Rabbi Reiness studied the driver—he was Jewish, no doubt about that. “Long story,” he said hoarsely. “I…” He shook his head. Don’t look at the clock. He would get to Acco at the destined moment and not one minute later. “I need to get to Acco. Is it nearby?”

“Nearby? Not exactly.” The driver chuckled. “Wait, I heard on the news that the Acco police were searching for someone; they described him like a rabbi. Is that you?”

“That’s the second thing I want to ask of you.” Elazar took a deep breath, trying to control the dizziness that was spinning a web around his brain. “Tell the police I’m fine. Do you have a phone? I’ll call my family myself.”

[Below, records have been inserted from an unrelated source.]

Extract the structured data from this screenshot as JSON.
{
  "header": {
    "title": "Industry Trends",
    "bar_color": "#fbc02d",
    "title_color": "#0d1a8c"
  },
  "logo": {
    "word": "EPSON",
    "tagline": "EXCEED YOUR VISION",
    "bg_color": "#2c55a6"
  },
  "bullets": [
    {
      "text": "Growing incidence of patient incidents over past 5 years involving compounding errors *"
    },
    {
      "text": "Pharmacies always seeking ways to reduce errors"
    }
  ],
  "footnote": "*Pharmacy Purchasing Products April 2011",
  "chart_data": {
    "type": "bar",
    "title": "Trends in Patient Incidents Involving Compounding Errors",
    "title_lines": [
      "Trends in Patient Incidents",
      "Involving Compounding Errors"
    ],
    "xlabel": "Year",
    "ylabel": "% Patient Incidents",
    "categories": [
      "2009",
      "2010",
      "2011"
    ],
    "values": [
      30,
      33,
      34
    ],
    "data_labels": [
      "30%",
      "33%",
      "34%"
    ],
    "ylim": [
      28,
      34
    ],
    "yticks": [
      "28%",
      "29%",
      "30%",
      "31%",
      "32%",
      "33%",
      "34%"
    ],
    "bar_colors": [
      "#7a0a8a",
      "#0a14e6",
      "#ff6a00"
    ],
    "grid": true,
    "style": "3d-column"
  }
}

“What’s the question! But don’t you want to go to a hospital on the way? You look a bit dehydrated, Rabbi.”

“Not dehydrated,” Rabbi Reiness said quietly. “I had water the whole time. Thanks, it’s fine. I need to get to Acco as fast as possible. How far is it from here?”

“About ten, eleven kilometers,” the man replied.

“And where do you need to go?”

“What difference does it make? I find a missing person, and you want to take the honor away from me?” The driver laughed at his humor.

“No, of course not.” Elazar smiled. “I thank you very much. It’s just that…I need to get to Acco urgently.” An inner voice jeered at him, What for, if you don’t even see the sun on the horizon anymore?’ But he ignored the voice.

“Are you alright, Rabbi? You’re not going to faint on me here, are you?” The driver glanced worriedly in the rearview mirror, as Elazar called his home number.

“I’m fine, baruch Hashem.” He smiled with effort.

***

The car slowed, and then stopped. “We’re here, Rabbi. This is the address, right? Wow, wow, what a welcome!”

The familiar courtyard and sidewalk were filled with his family, his students, a few policemen, and some journalists. Elazar Reiness bit his lip and opened the car door wordlessly. The darkness was thick and harsh, and enveloped the house and the carpentry shop with gloves of steel.